By participating, attendees will gain hands-on expertise in building high-performance, maintainable data pipelines crucial for deriving actionable insights. This practical experience directly translates into increased proficiency in modern data engineering practices, enabling them to unlock the full potential of their data assets and drive data-driven decision-making within their organizations.
Who should attend
- Data Engineers: This is the core target audience. The challenges directly align with their daily tasks, such as building and optimizing ETL/ELT pipelines, managing data lakes, and ensuring data quality.
- Data Analysts: Those who are looking to move beyond simple analysis and gain a deeper understanding of the data pipeline "plumbing". This hackathon will help them understand how data is prepared, leading to more effective and robust analysis.
- Data Scientists: While their primary focus is on modeling, many data scientists are involved in data preparation. This event will help them build more efficient pipelines for feature engineering and data preprocessing, which is a significant part of their workflow.
Prerequisites
To be successful and get the most out of the event, participants should have:
- Relational database knowledge: Understanding of concepts like tables, joins, and SQL.

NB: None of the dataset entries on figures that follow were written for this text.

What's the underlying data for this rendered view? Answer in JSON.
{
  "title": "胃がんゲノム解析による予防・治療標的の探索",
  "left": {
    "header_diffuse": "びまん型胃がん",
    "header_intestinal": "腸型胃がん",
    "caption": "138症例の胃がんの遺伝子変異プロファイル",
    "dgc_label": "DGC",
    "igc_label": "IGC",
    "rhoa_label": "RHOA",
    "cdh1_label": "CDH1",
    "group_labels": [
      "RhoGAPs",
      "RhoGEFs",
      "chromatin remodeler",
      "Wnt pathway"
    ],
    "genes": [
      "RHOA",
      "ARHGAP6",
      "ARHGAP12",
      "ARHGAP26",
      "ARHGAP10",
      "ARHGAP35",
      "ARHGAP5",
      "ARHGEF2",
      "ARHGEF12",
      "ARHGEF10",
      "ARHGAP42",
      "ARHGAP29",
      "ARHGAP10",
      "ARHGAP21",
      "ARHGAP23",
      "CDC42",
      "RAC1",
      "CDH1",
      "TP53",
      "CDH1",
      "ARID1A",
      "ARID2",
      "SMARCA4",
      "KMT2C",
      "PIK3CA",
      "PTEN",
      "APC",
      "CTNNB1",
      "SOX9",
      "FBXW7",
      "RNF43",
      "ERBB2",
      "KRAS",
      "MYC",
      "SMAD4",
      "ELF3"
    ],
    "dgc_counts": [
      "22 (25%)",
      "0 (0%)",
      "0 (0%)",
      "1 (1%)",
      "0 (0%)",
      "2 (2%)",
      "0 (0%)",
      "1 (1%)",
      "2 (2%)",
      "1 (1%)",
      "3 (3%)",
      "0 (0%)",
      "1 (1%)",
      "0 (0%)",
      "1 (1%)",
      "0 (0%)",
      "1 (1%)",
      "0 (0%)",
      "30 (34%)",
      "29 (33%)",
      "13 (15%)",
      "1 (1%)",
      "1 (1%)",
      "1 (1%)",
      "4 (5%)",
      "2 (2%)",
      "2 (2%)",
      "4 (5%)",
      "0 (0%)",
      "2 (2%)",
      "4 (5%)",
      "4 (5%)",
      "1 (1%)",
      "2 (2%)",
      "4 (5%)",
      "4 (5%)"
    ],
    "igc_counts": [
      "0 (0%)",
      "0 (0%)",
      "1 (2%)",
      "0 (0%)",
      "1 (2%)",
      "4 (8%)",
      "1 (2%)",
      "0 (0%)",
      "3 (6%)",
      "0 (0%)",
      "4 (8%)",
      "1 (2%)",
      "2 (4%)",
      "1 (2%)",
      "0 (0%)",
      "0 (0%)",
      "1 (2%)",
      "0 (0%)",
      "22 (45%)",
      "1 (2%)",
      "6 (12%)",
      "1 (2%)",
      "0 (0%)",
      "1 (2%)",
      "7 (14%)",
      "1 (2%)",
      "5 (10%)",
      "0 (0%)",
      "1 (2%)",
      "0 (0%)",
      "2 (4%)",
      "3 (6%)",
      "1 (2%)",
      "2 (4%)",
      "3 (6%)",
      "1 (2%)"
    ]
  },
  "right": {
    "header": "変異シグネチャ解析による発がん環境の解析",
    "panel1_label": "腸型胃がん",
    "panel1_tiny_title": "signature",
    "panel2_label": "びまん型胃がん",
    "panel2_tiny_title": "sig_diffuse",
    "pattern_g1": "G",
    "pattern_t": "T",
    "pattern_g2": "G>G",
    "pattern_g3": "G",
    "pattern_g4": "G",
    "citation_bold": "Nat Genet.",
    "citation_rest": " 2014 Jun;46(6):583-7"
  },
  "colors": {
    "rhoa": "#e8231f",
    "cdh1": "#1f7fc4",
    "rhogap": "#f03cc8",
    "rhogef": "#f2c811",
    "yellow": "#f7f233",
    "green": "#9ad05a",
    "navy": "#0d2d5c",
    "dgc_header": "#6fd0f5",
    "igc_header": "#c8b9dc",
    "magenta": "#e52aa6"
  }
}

- Programming experience: Proficiency in a language like Scala or Python
- ETL pipeline concepts: Familiarity with the concept of data transformation with data pipelines is recommended.
- Cloud fundamentals: Familiarity with Azure is recommended.
Course Objectives
This hackathon embodies the modern approach to data processing, leveraging the Databricks platform, powered by innovation in the Apache Spark product family, and running on any of the top cloud hyperscalers. By the end of this hackathon, participants will gain practical skills and a deeper understanding of modern data engineering on Databricks within Azure, specifically to:
- Master data ingestion from diverse sources and establish robust multi-layered Delta Lake architectures (Bronze, Silver, Gold).
- Proficiently perform complex cleaning, standardization, and feature engineering using Spark to prepare high-quality data for analytical consumption.
- Design and implement automated, incremental data loading and transformation jobs to ensure efficiency and data freshness.
- Integrate robust error handling and basic telemetry to build reliable pipelines and effectively monitor their health and performance.